Mossoux - Bonté / Les corps magnétiques / Un indéfinissable parfum de mystère

 

Photo J.M. Gourreau

N. Mossoux – P. Bonté :

 

 

 

 

Un indéfinissable parfum de mystère

 

 

L’Homme descend du singe, c’est bien connu. Et s’il a pu acquérir des lettres de noblesse par sagesse en mettant ses talents au profit de la société, il lui arrive aussi de retrouver son instinct animal, sous l’emprise de l’alcool par exemple, jusqu’à en perdre tout discernement, toute faculté de jugement.

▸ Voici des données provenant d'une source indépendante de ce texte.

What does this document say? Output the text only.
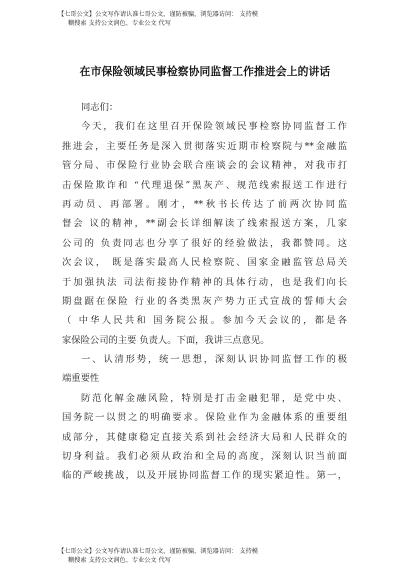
【七哥公文】公文写作请认准七哥公文，谨防被骗，浏览器访问： 支持模
糊搜索 支持公文润色、专业公文 代写
在市保险领域民事检察协同监督工作推进会上的讲话
同志们：
今天，我们在这里召开保险领域民事检察协同监督工作
推进会，主要任务是深入贯彻落实近期市检察院与**金融监
管分局、市保险行业协会联合座谈会的会议精神，对我市打
击保险欺诈和 “代理退保”黑灰产、规范线索报送工作进行
再动员、再部署。刚才，**秋书长传达了前两次协同监
督会 议的精神，**副会长详细解读了线索报送方案，几家
公司的 负责同志也分享了很好的经验做法，我都赞同。这
次会议， 既是落实最高人民检察院、国家金融监管总局关
于加强执法 司法衔接协作精神的具体行动，也是我们向长
期盘踞在保险 行业的各类黑灰产势力正式宣战的誓师大会
（ 中华人民共和 国务院公报。参加今天会议的，都是各
家保险公司的主要 负责人。下面，我讲三点意见。
一、认清形势，统一思想，深刻认识协同监督工作的极
端重要性
防范化解金融风险，特别是打击金融犯罪，是党中央、
国务院一以贯之的明确要求。保险业作为金融体系的重要组
成部分，其健康稳定直接关系到社会经济大局和人民群众的
切身利益。我们必须从政治和全局的高度，深刻认识当前面
临的严峻挑战，以及开展协同监督工作的现实紧迫性。第一，
【七哥公文】公文写作请认准七哥公文，谨防被骗，浏览器访问： 支持模
糊搜索 支持公文润色、专业公文 代写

Le rideau se lève sur quatre femmes et quatre hommes, peut-être des couples, qui se retrouvent fortuitement entre amis, au cours d’une soirée bien arrosée. C’est la fête. Tout le monde trinque, bavarde, rit joyeusement. Bien que tout semble se dérouler sans heurt ni conflit dans le meilleur des mondes, une indéfinissable sensation de malaise étreint le spectateur, un parfum de mystère se distille dans l’atmosphère. Rien pourtant sur scène ne laisse transparaître la moindre anormalité. De petits détails finissent toutefois par frapper l’imagination, retenir l’attention. Un regard appuyé, un autre suspicieux, voire de travers. Une femme épie imperceptiblement les réactions de sa voisine, une autre hume de façon ostentatoire le parfum de son amie. La bienséance fait bientôt place à des attitudes plus bestiales, à dire même, inconvenantes. La retenue disparaît au profit d’une liberté totalement instinctive. Les hommes se laissent aller à des caresses un peu appuyées sur les corps féminins qui les attirent. Un mâle renifle sa compagne, à l’image d’une chienne en chaleur, un couple se sert du dos d’un homme à quatre pattes comme d’un siège. On peut même assister à une tentative de strangulation à la suite d’une crise de jalousie... Une insidieuse gêne s’insinue petit à petit, tout ce petit monde restant sur ses gardes, sursautant au moindre bruit inhabituel. Sans raison apparente, un jet de lait va descendre des cintres comme d’une fontaine et emplir une sorte d’abreuvoir, et tous vont, les uns à la suite des autres, venir goûter puis laper ce lait salvateur comme des chats aussi gourmands qu’assoiffés …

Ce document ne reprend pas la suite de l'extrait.